OPN_181229 Donald Trump_P1
US President Donald Trump Image Credit: AP

When Donald Trump was running for the president of the United States, he decried American troop involvement in foreign lands. At one of his rallies, he had stated that “I will never send our finest into battle unless necessary, and I mean absolutely necessary. The world must know that we do not go abroad in search of enemies”.

Earlier this year, at a fund-raiser in Florida, Trump scorned the previous Republican president, George W. Bush, for starting the war in Afghanistan — an invasion that the late King Abdullah of Saudi Arabia had referred to as “an illegal war”. In his attack on Bush, Trump said the decision to send US troops into Iraq was like “throwing a big fat brick into a hornet’s nest ... Here we are, like the dummies of the world, because we had bad politicians running our country for a long time”. He also referred to Bush sarcastically, calling him a “real genius” over his decision to invade Iraq.

Now, 15 years after the initial invasion in the region, Trump has suddenly made a decision that the troops in Syria and Afghanistan would be returning home. He is a businessman and he thinks in dollars and cents, profit and loss. Military excursions bring no rewards unless foreign powers pay handsomely for it. And in the case of Afghanistan and Syria, the money was simply not flowing in. “We’re no longer the suckers of the world,” he told US troops he visited during his recent trip to Iraq.

But this decision to pull out troops did not sit particularly well with Israel and its supporters in the US. Defence Secretary Jim Mattis resigned in protest over the withdrawal of US troops from Syria and Afghanistan, saying in his resignation letter that the president deserved someone in charge of the Pentagon who was “better aligned” with his views. Criticising his decision, the rising clamour of protests forced Trump to respond with assurances that the security of Israel would not be threatened.

Under attack

Talking to reporters following a trip to Iraq last week, the US president said “I spoke with Bibi”, referring to Israeli Prime Minister Benjamin Netanyahu. “I told Bibi, you know we give Israel $4.5 billion [Dh16.55 billion] a year. And they are doing very well at defending themselves. I’m the one that moved the embassy to [occupied] Jerusalem. I was the one who was willing to do that. So that’s the way it is — we are going to take great care of Israel. Israel is going to be good. We give Israel 4.5 billion a year. And we give frankly a lot more than that if you look at the books. They’ve been doing a good job.”

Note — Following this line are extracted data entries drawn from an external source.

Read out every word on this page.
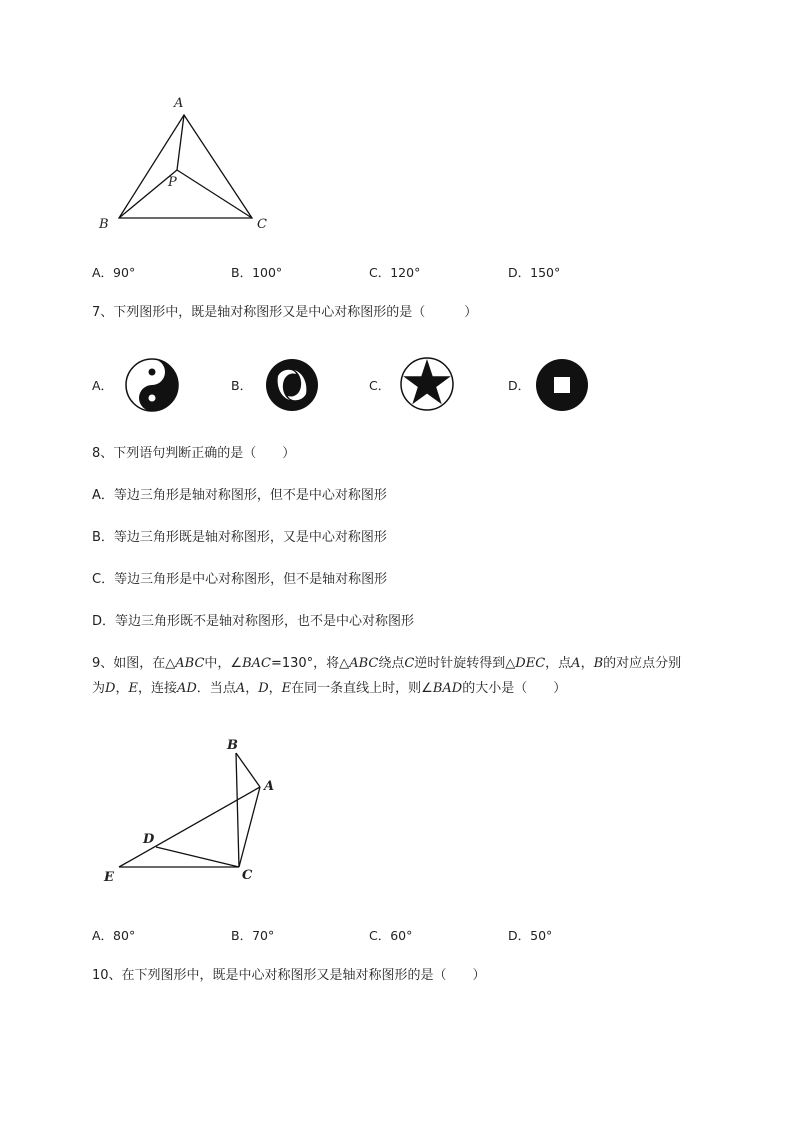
A
B	C
P
A．90°	B．100°	C．120°	D．150°
7、下列图形中，既是轴对称图形又是中心对称图形的是（　　　）
A．	B．	C．	D．
8、下列语句判断正确的是（　　）
A．等边三角形是轴对称图形，但不是中心对称图形
B．等边三角形既是轴对称图形，又是中心对称图形
C．等边三角形是中心对称图形，但不是轴对称图形
D．等边三角形既不是轴对称图形，也不是中心对称图形
9、如图，在△ABC中，∠BAC=130°，将△ABC绕点C逆时针旋转得到△DEC，点A，B的对应点分别
为D，E，连接AD．当点A，D，E在同一条直线上时，则∠BAD的大小是（　　）
B
A
D
E	C
A．80°	B．70°	C．60°	D．50°
10、在下列图形中，既是中心对称图形又是轴对称图形的是（　　）
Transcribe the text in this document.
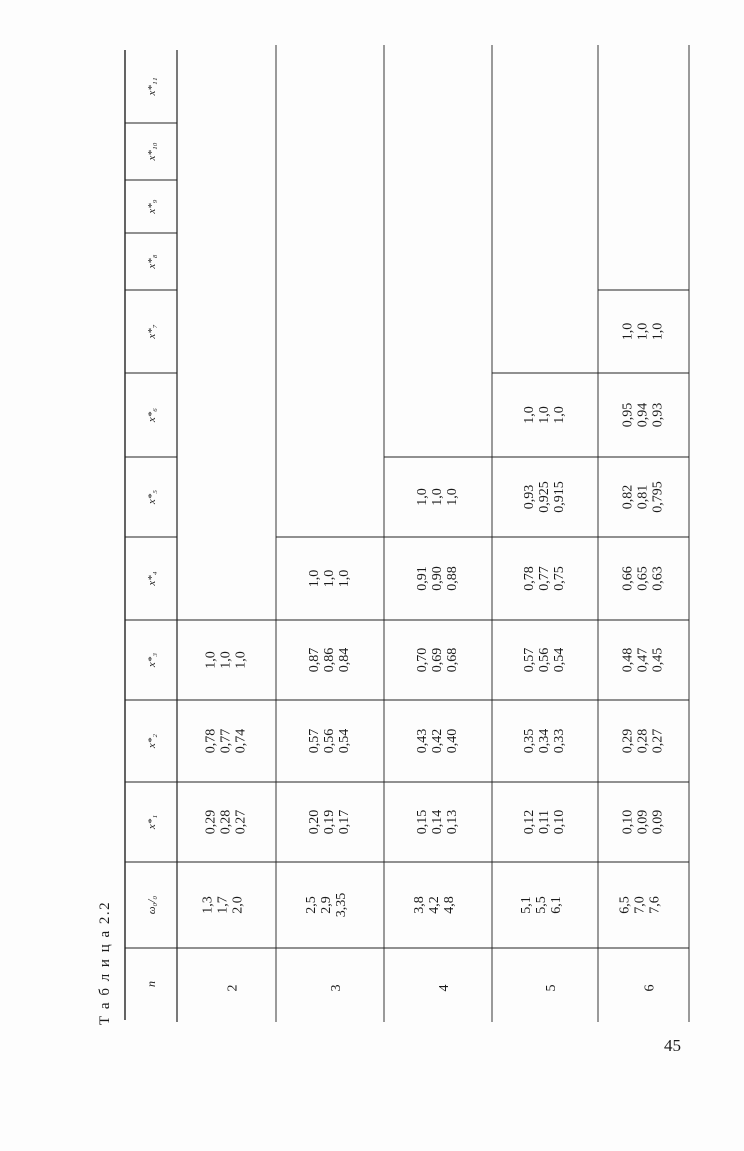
n
ω₀/₀
x*₁
x*₂
x*₃
x*₄
x*₅
x*₆
x*₇
x*₈
x*₉
x*₁₀
x*₁₁
2
1,3 1,7 2,0
0,29 0,28 0,27
0,78 0,77 0,74
1,0 1,0 1,0
3
2,5 2,9 3,35
0,20 0,19 0,17
0,57 0,56 0,54
0,87 0,86 0,84
1,0 1,0 1,0
4
3,8 4,2 4,8
0,15 0,14 0,13
0,43 0,42 0,40
0,70 0,69 0,68
0,91 0,90 0,88
1,0 1,0 1,0
5
5,1 5,5 6,1
0,12 0,11 0,10
0,35 0,34 0,33
0,57 0,56 0,54
0,78 0,77 0,75
0,93 0,925 0,915
1,0 1,0 1,0
6
6,5 7,0 7,6
0,10 0,09 0,09
0,29 0,28 0,27
0,48 0,47 0,45
0,66 0,65 0,63
0,82 0,81 0,795
0,95 0,94 0,93
1,0 1,0 1,0
Т а б л и ц а 2.2
45
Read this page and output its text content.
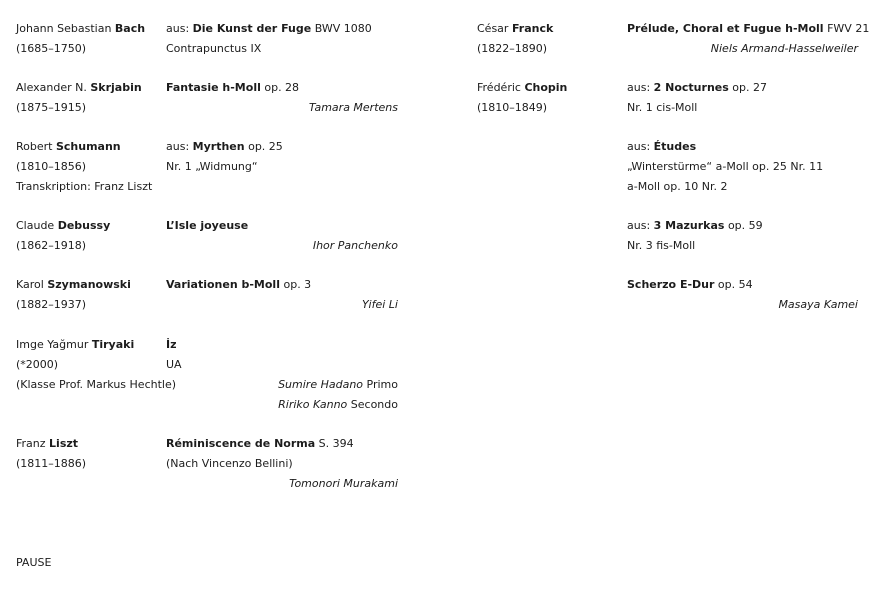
Johann Sebastian Bach
(1685–1750)
aus: Die Kunst der Fuge BWV 1080
Contrapunctus IX
Alexander N. Skrjabin
(1875–1915)
Fantasie h-Moll op. 28
Tamara Mertens
Robert Schumann
(1810–1856)
Transkription: Franz Liszt
aus: Myrthen op. 25
Nr. 1 „Widmung“
Claude Debussy
(1862–1918)
L’Isle joyeuse
Ihor Panchenko
Karol Szymanowski
(1882–1937)
Variationen b-Moll op. 3
Yifei Li
Imge Yağmur Tiryaki
(*2000)
(Klasse Prof. Markus Hechtle)
İz
UA
Sumire Hadano Primo
Ririko Kanno Secondo
Franz Liszt
(1811–1886)
Réminiscence de Norma S. 394
(Nach Vincenzo Bellini)
Tomonori Murakami
PAUSE
César Franck
(1822–1890)
Prélude, Choral et Fugue h-Moll FWV 21
Niels Armand-Hasselweiler
Frédéric Chopin
(1810–1849)
aus: 2 Nocturnes op. 27
Nr. 1 cis-Moll
aus: Études
„Winterstürme“ a-Moll op. 25 Nr. 11
a-Moll op. 10 Nr. 2
aus: 3 Mazurkas op. 59
Nr. 3 fis-Moll
Scherzo E-Dur op. 54
Masaya Kamei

He made it plain for everyone to note that the mess in the Middle East created by an earlier administration was simply not America’s war. Despite the president’s assurance, he is under attack by the pro-Zionist movement in the US whose life-long aim was the existence and forward progress of Israel over everything else regardless of the cost to American lives and capital.

The incursion into Iraq and the massive amount of human toll that followed have indeed been a war crime of huge proportion. Iraq had nothing to do with the 9/11 terror attacks on America. Yet, Israel was threatened by Iraq’s growing strength and in wanting to be the only super military power regionally, got its Zionist sympathisers in the US Congress and Senate (as well as presidential advisers) to sanction that dreadful decision to invade Iraq.

Israel, under the pretext of being under constant threat, has successfully got the US involved in several conflicts in the region on its behalf. Through its backers in Washington DC, it has managed to dry up all humanitarian aid to hapless Palestinians, who are losing their lives, lands and identify.

Its war crimes are too many to list on a single page and yet the world turns a blind eye to the hour-by-hour murder, imprisonment and forced eviction of innocent Palestinians. Israel today is an apartheid state and no matter how much it tries, it cannot squelch the burning desire of Palestinians for freedom. And just as the pre-Nelson Mandela days of apartheid South Africa came to an end, so will Israel’s current doctrine.

Perhaps in some strange way, Trump’s decision to break away from too much involvement in the region may bring about a way to peace, as regional countries will begin to understand that wars without the backing of superpowers will eventually affect them and their people negatively.

Some decisions in the past by Trump would leave me confounded. However, I have to admit that in taking the decision to pull his troops out of the region, he is indeed thinking of America First.